Caso Onyx reabre discussão sobre alcance do foro privilegiado

Caso Onyx reabre discussão sobre alcance do foro privilegiado

Desde que restringiu a prerrogativa para os crimes cometidos no exercício do mandato e em função do cargo em maio do ano passado, o Supremo tem enfrentado divergências internas sobre situações decorrentes no novo entendimento

Amanda Pupo e Rafael Moraes Moura

19 de fevereiro de 2019 | 23h38

Onyx Lorenzoni. FOTO: DIDA SAMPAIO/ESTADÃO

BRASÍLIA – O pedido da Procuradoria-Geral da República (PGR) para que a apuração de suposto “caixa 2” contra o ministro-chefe da Casa Civil, Onyx Lorenzoni (DEM), seja retirada do Supremo Tribunal Federal (STF) e enviada para a Justiça Eleitoral reacendeu na Suprema Corte a discussão sobre o alcance do foro privilegiado. Desde que restringiu a prerrogativa para os crimes cometidos no exercício do mandato e em função do cargo em maio do ano passado, o Supremo tem enfrentado divergências internas sobre situações decorrentes no novo entendimento.

Nesta terça-feira, o ministro Marco Aurélio Mello disse que o pedido da PGR, na sua visão, demanda uma análise pela situação específica de Onyx: o ministro foi reeleito deputado federal, mas está licenciado da cadeira na Câmara para chefiar a Casa Civil do governo Bolsonaro. O caso de Onyx lança luz sobre duas questões que não estão totalmente pacificadas no STF. Uma delas diz respeito a parlamentares reeleitos que tenham cometido o crime no mandato anterior, e não no atual; e outra sobre congressistas licenciados para assumir o cargo de ministro de Estado.

“O que surge de novidade é o fato de estar licenciado. Ainda não enfrentei (essa situação)”, disse Marco Aurélio, que pretende tomar uma decisão individual sobre o caso ainda esta semana, sem levá-lo para Primeira Turma, da qual é integrante.

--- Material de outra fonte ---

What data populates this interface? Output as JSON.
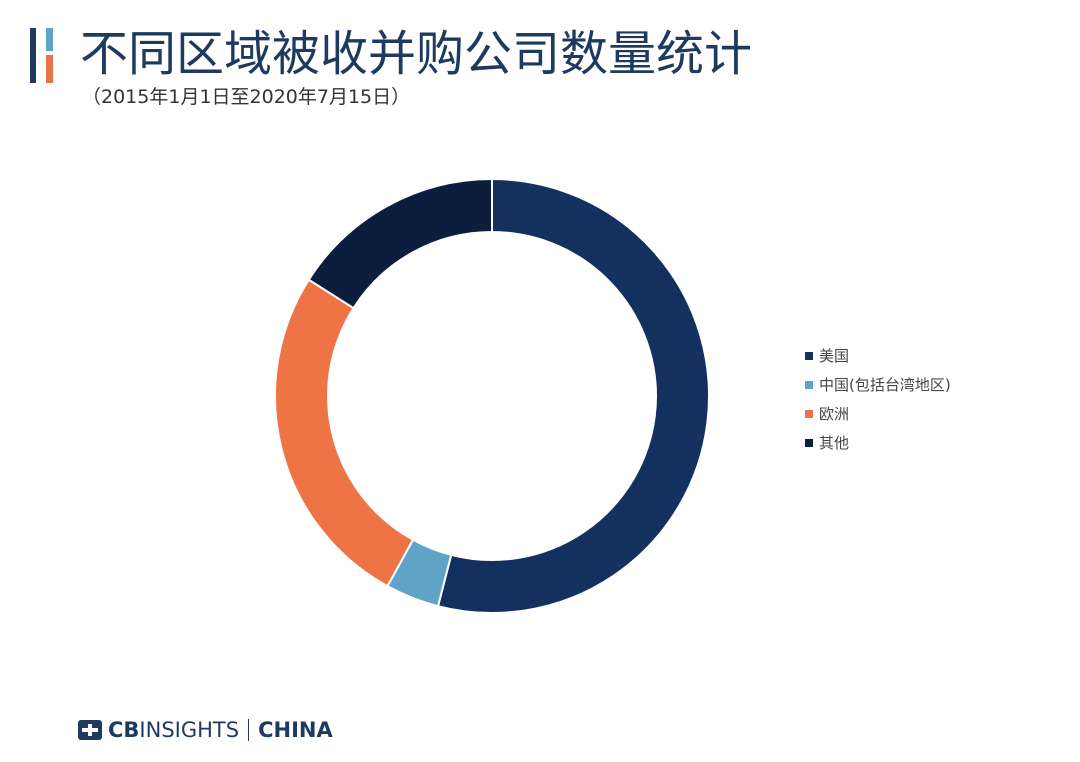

Marco Aurélio, por outro lado, já tem posição definida sobre crimes cometidos em mandato anterior, relacionados ao cargo, quando o parlamentar é reeleito. Para o ministro, nestas situações, a investigação permanece no Supremo. Mas há quem pense de outra forma. Por exemplo, o ministro Luís Roberto Barroso, também integrante da Primeira Turma, já encaminhou para a primeira instância investigação do então deputado federal Walney Rocha (Patriota-RJ) por supostos crimes cometidos no mandato anterior. Barroso é o “pai” da tese – abraçada pela maioria do Supremo – que restringiu o alcance do foro privilegiado no ano passado.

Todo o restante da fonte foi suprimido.